What would it be like to be a fly on the wall of the White House? Seeing and hearing the questions and conversations between the leader of a country and countless celebrities, dignitaries, and politicians? That was the hook that drew my interest to From the Corner of the Oval; the inside story from the first-hand perspective of a stenographer during President Obama’s administration. While it is an interesting book, I feel somewhat misled. As the proverbial fly on the wall, my view was most often that of the author making questionable choices, drinking at various clubs around the world, and expressing crippling doubt about herself at every possible turn.

The bulk of the book takes readers down an increasingly toxic road, a relationship that the author enters willingly, even going back to it time and again.
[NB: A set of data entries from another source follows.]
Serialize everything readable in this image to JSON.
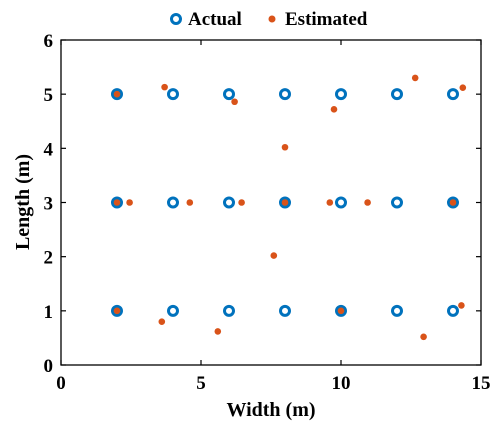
{
  "chart_data": {
    "type": "scatter",
    "xlabel": "Width (m)",
    "ylabel": "Length (m)",
    "xlim": [
      0,
      15
    ],
    "ylim": [
      0,
      6
    ],
    "xticks": [
      "0",
      "5",
      "10",
      "15"
    ],
    "yticks": [
      "0",
      "1",
      "2",
      "3",
      "4",
      "5",
      "6"
    ],
    "grid": false,
    "legend_position": "top",
    "series": [
      {
        "name": "Actual",
        "marker": "ring",
        "color": "#0072BD",
        "points": [
          [
            2,
            5
          ],
          [
            4,
            5
          ],
          [
            6,
            5
          ],
          [
            8,
            5
          ],
          [
            10,
            5
          ],
          [
            12,
            5
          ],
          [
            14,
            5
          ],
          [
            2,
            3
          ],
          [
            4,
            3
          ],
          [
            6,
            3
          ],
          [
            8,
            3
          ],
          [
            10,
            3
          ],
          [
            12,
            3
          ],
          [
            14,
            3
          ],
          [
            2,
            1
          ],
          [
            4,
            1
          ],
          [
            6,
            1
          ],
          [
            8,
            1
          ],
          [
            10,
            1
          ],
          [
            12,
            1
          ],
          [
            14,
            1
          ]
        ]
      },
      {
        "name": "Estimated",
        "marker": "dot",
        "color": "#D95319",
        "points": [
          [
            2.0,
            5.0
          ],
          [
            3.7,
            5.13
          ],
          [
            6.2,
            4.86
          ],
          [
            9.75,
            4.72
          ],
          [
            12.65,
            5.3
          ],
          [
            14.35,
            5.12
          ],
          [
            8.0,
            4.02
          ],
          [
            2.0,
            3.0
          ],
          [
            2.45,
            3.0
          ],
          [
            4.6,
            3.0
          ],
          [
            6.45,
            3.0
          ],
          [
            8.0,
            3.0
          ],
          [
            9.6,
            3.0
          ],
          [
            10.95,
            3.0
          ],
          [
            14.0,
            3.0
          ],
          [
            7.6,
            2.02
          ],
          [
            2.0,
            1.0
          ],
          [
            3.6,
            0.8
          ],
          [
            5.6,
            0.62
          ],
          [
            10.0,
            1.0
          ],
          [
            12.95,
            0.52
          ],
          [
            14.3,
            1.1
          ]
        ]
      }
    ]
  }
}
The affair costs her relationships, damages friendships, and even, at times, interferes with her work. I felt as though I was watching a friend continue to make the wrong choice even after seeking and receiving contrary advice from several people. Honestly, I ended up feeling sad for her. And I worry about the people whose choices and lives were exposed in the course of the book.

I wish this book had been more about working in the White House and less about the alcohol and hormone fueled escapades of someone trying to find and validate herself.

3 thoughts on “From the Corner of the Oval, by Beck Dorey-Stein

  1. Nice review Jenna. I can see how you would have been disappointed, I would have been as well. It sounded like it could have been a much better story.